Self-isolate straight away and get a PCR test (a test that is sent to the lab) on GOV.UK as soon as possible if you have any of these 3 symptoms of COVID-19, even if they are mild:
- a high temperature
- a new, continuous cough
- a loss or change to your sense of smell or taste
You should also self-isolate straight away if:
- you've tested positive for COVID-19 – this means you have the virus
- someone you live with has symptoms or tested positive (unless you are not required to self-isolate – check below if this applies to you)
- you've been told to self-isolate following contact with someone who tested positive – find out what to do if you're told to self-isolate by NHS Test and Trace or the NHS COVID-19 app
You may need to quarantine when you arrive in England from abroad. Check the quarantine rules when entering England on GOV.UK
If you live with or have been in contact with someone with COVID-19, you will not need to self-isolate if any of the following apply:
- you're fully vaccinated – this means 14 days have passed since your final dose of an approved COVID-19 vaccine
- you're under 18 years old
- you're taking part or have taken part in an approved COVID-19 vaccine trial
- you're not able to get vaccinated for medical reasons
Even if you do not have symptoms, you're strongly advised to:
- do daily rapid lateral flow tests (1 a day for 7 days), if you’re fully vaccinated, to protect yourself and others from COVID-19 - find out more about daily testing on GOV.UK
- follow advice on how to avoid catching and spreading COVID-19
- consider limiting contact with people who are at higher risk from COVID-19
Tell people you've been in close contact with that you have symptoms
Tell people you've been in close contact with in the past 48 hours that you might have COVID-19.

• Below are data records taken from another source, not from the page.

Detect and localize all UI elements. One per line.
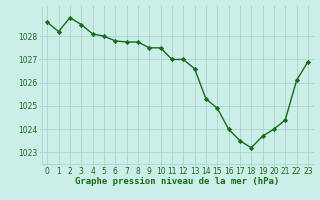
X-axis label: Graphe pression niveau de la mer (hPa): Graphe pression niveau de la mer (hPa) [76,177,280,186]
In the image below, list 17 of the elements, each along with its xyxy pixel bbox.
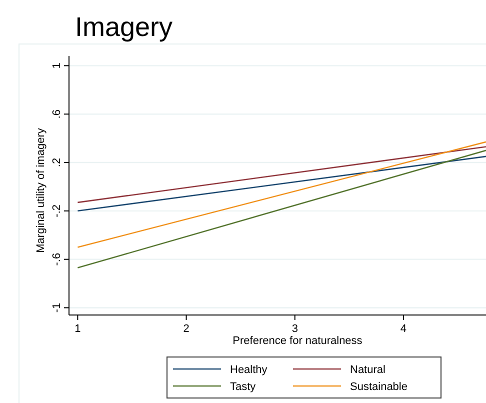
legend-label: Sustainable (350, 381, 408, 393)
y-axis-title: Marginal utility of imagery (35, 128, 47, 253)
x-tick-label: 1 (74, 323, 81, 335)
x-axis-title: Preference for naturalness (232, 335, 363, 347)
x-tick-label: 2 (183, 323, 190, 335)
chart-title: Imagery (75, 12, 174, 42)
y-tick-label: .2 (51, 158, 63, 168)
legend-label: Natural (350, 364, 386, 376)
y-tick-label: -.6 (51, 252, 63, 266)
y-tick-label: .6 (51, 110, 63, 119)
legend-label: Tasty (230, 381, 256, 393)
x-tick-label: 4 (400, 323, 407, 335)
x-tick-label: 3 (292, 323, 298, 335)
legend-label: Healthy (230, 364, 268, 376)
y-tick-label: -1 (51, 302, 63, 313)
y-tick-label: -.2 (51, 204, 63, 218)
y-tick-label: 1 (51, 62, 63, 69)
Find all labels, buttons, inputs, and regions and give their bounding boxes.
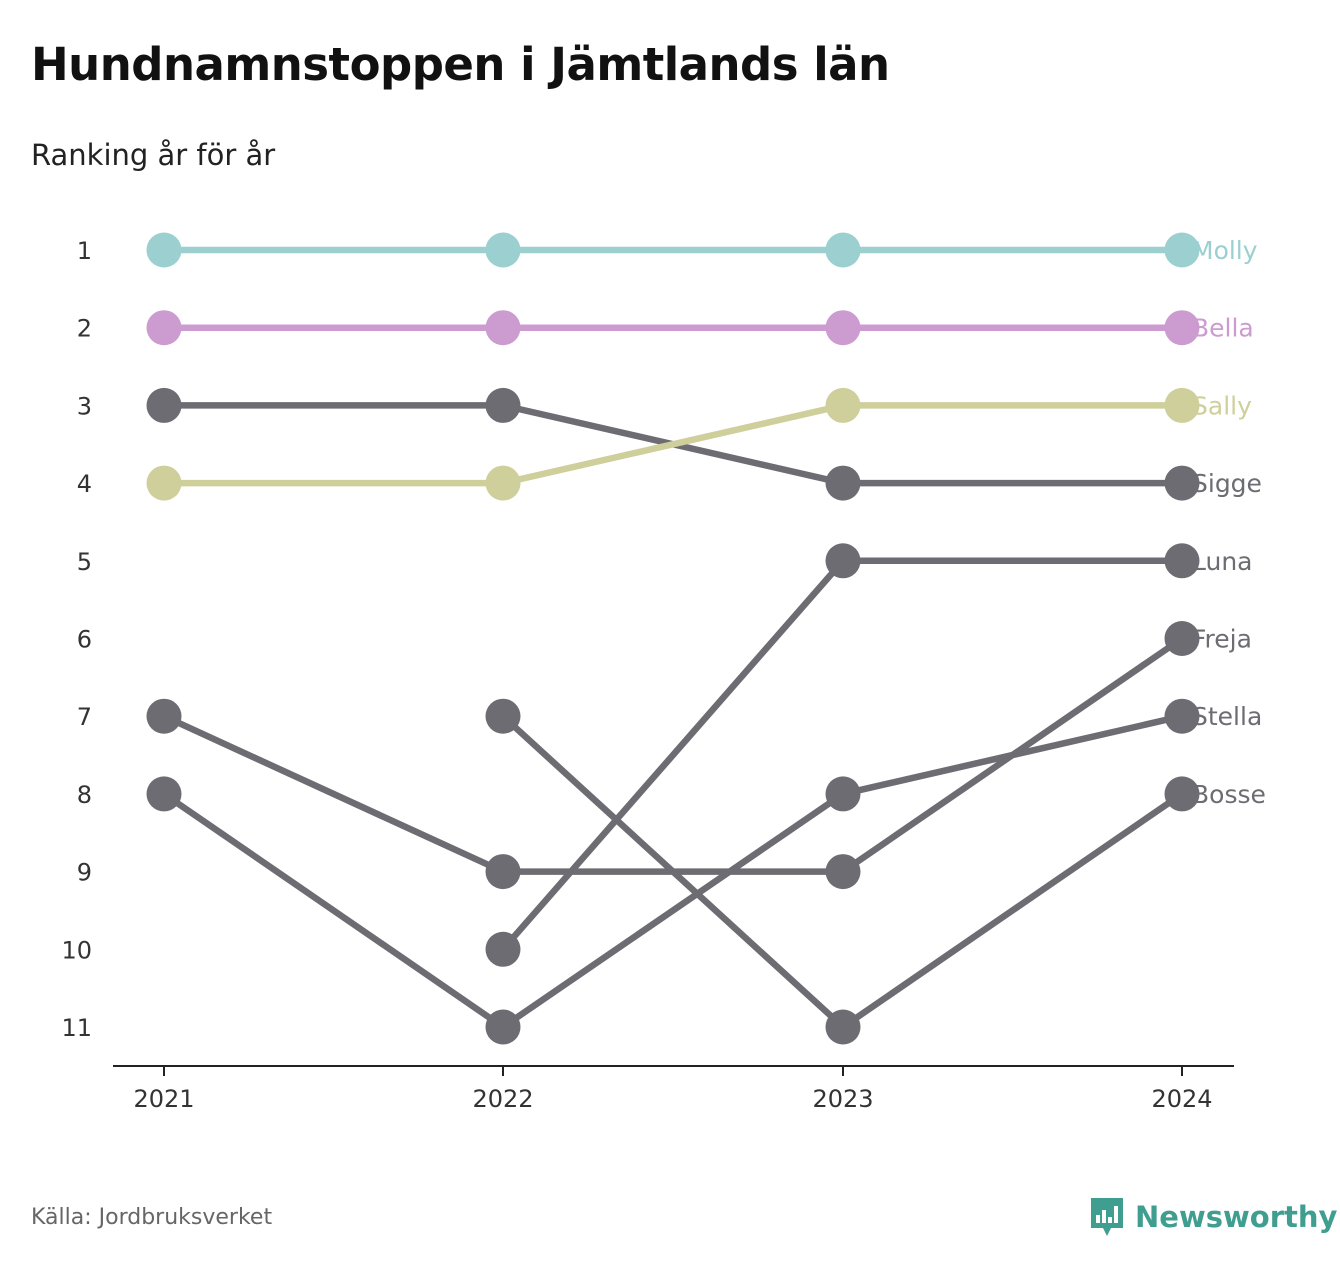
end-label-freja: Freja bbox=[1192, 625, 1252, 654]
y-tick-label-4: 4 bbox=[77, 470, 92, 498]
point-luna-2023 bbox=[825, 543, 861, 579]
point-sigge-2024 bbox=[1164, 465, 1200, 501]
point-molly-2023 bbox=[825, 232, 861, 268]
y-tick-label-8: 8 bbox=[77, 781, 92, 809]
point-bella-2022 bbox=[485, 310, 521, 346]
point-bella-2023 bbox=[825, 310, 861, 346]
y-tick-label-11: 11 bbox=[61, 1014, 92, 1042]
end-label-bosse: Bosse bbox=[1192, 780, 1266, 809]
point-stella-2024 bbox=[1164, 698, 1200, 734]
point-freja-2023 bbox=[825, 854, 861, 890]
end-label-molly: Molly bbox=[1192, 236, 1258, 265]
y-tick-label-6: 6 bbox=[77, 626, 92, 654]
point-luna-2024 bbox=[1164, 543, 1200, 579]
point-sally-2024 bbox=[1164, 387, 1200, 423]
end-label-stella: Stella bbox=[1192, 702, 1262, 731]
chart-subtitle: Ranking år för år bbox=[31, 138, 276, 172]
x-axis: 2021 2022 2023 2024 bbox=[113, 1065, 1234, 1113]
y-tick-label-2: 2 bbox=[77, 315, 92, 343]
point-bosse-2022 bbox=[485, 698, 521, 734]
y-tick-label-10: 10 bbox=[61, 936, 92, 964]
y-tick-label-1: 1 bbox=[77, 237, 92, 265]
point-freja-2024 bbox=[1164, 621, 1200, 656]
source-note: Källa: Jordbruksverket bbox=[31, 1205, 273, 1230]
brand-name: Newsworthy bbox=[1135, 1200, 1338, 1234]
point-stella-2023 bbox=[825, 776, 861, 812]
brand-logo[interactable]: Newsworthy bbox=[1089, 1196, 1337, 1238]
point-molly-2022 bbox=[485, 232, 521, 268]
y-tick-label-7: 7 bbox=[77, 703, 92, 731]
point-luna-2022 bbox=[485, 931, 521, 967]
point-sally-2021 bbox=[146, 465, 182, 501]
point-bosse-2023 bbox=[825, 1009, 861, 1045]
end-label-sally: Sally bbox=[1192, 391, 1252, 420]
series-line-luna bbox=[499, 557, 1186, 953]
y-tick-label-9: 9 bbox=[77, 859, 92, 887]
end-label-sigge: Sigge bbox=[1192, 469, 1262, 498]
chart-title: Hundnamnstoppen i Jämtlands län bbox=[31, 38, 890, 91]
x-tick-label-2024: 2024 bbox=[1151, 1085, 1212, 1113]
point-freja-2021 bbox=[146, 698, 182, 734]
y-tick-label-3: 3 bbox=[77, 392, 92, 420]
point-sigge-2021 bbox=[146, 387, 182, 423]
series-points bbox=[146, 232, 1200, 1045]
end-label-luna: Luna bbox=[1192, 547, 1253, 576]
end-label-bella: Bella bbox=[1192, 314, 1254, 343]
x-tick-label-2023: 2023 bbox=[812, 1085, 873, 1113]
series-line-sally bbox=[160, 402, 1186, 487]
point-sigge-2023 bbox=[825, 465, 861, 501]
chart-bubble-icon bbox=[1091, 1198, 1123, 1236]
point-sally-2023 bbox=[825, 387, 861, 423]
point-sigge-2022 bbox=[485, 387, 521, 423]
point-bella-2021 bbox=[146, 310, 182, 346]
point-bosse-2024 bbox=[1164, 776, 1200, 812]
series-end-labels: Sigge Luna Freja Stella Bosse Molly Bella Sally bbox=[1192, 236, 1266, 809]
point-molly-2024 bbox=[1164, 232, 1200, 268]
series-line-stella bbox=[160, 712, 1186, 1031]
x-tick-label-2021: 2021 bbox=[133, 1085, 194, 1113]
point-bella-2024 bbox=[1164, 310, 1200, 346]
point-sally-2022 bbox=[485, 465, 521, 501]
series-lines bbox=[160, 246, 1186, 1031]
point-stella-2021 bbox=[146, 776, 182, 812]
point-freja-2022 bbox=[485, 854, 521, 890]
y-axis-ticks: 1 2 3 4 5 6 7 8 9 10 11 bbox=[61, 237, 92, 1042]
x-tick-label-2022: 2022 bbox=[472, 1085, 533, 1113]
y-tick-label-5: 5 bbox=[77, 548, 92, 576]
point-stella-2022 bbox=[485, 1009, 521, 1045]
point-molly-2021 bbox=[146, 232, 182, 268]
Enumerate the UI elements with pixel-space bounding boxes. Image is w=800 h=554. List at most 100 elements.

You should tell them to follow advice on how to avoid catching and spreading COVID-19.
They do not need to self-isolate unless they're contacted by the NHS Test and Trace service.
If they get any symptoms of COVID-19, they should self-isolate and get a test as soon as possible.
You must not leave your home if you're self-isolating.
do not go to work, school or public places
do not go on public transport or use taxis
do not go out to get food and medicine – order it online or by phone, or ask someone to bring it to your home
do not have visitors in your home, including friends and family – except for people providing essential care
do not go out to exercise – exercise at home or in your garden, if you have one
work from home if you can and are well enough – this helps reduce the number of people you have contact with
You can temporarily leave self-isolation to:
- post a PCR test or antibody test at a Royal Mail priority postbox
- get food or medicine if you cannot order it online or by phone, or you cannot ask someone to bring it to your home
- get urgent health services for you, your family and pets
- avoid harm, for example, if there is a fire or you are at risk of domestic abuse
- access services as a victim of crime, for example, if there has been a burglary
- help someone who is pregnant to go to a medical appointment, or to give birth
- go to the funeral of a close family member
- meet legal duties such as going to court, taking part in court proceedings, or following bail conditions
- take part in NHS COVID-19 research, but only if you're asked to leave self-isolation
You should take extra care to follow advice on how to avoid catching and spreading COVID-19 while you have temporarily left self-isolation.
If you test positive, your self-isolation period includes the day your symptoms started (or the day you had the test, if you did not have symptoms) and the next 10 full days.
You may need to self-isolate for longer if you get symptoms while self-isolating or your symptoms do not go away.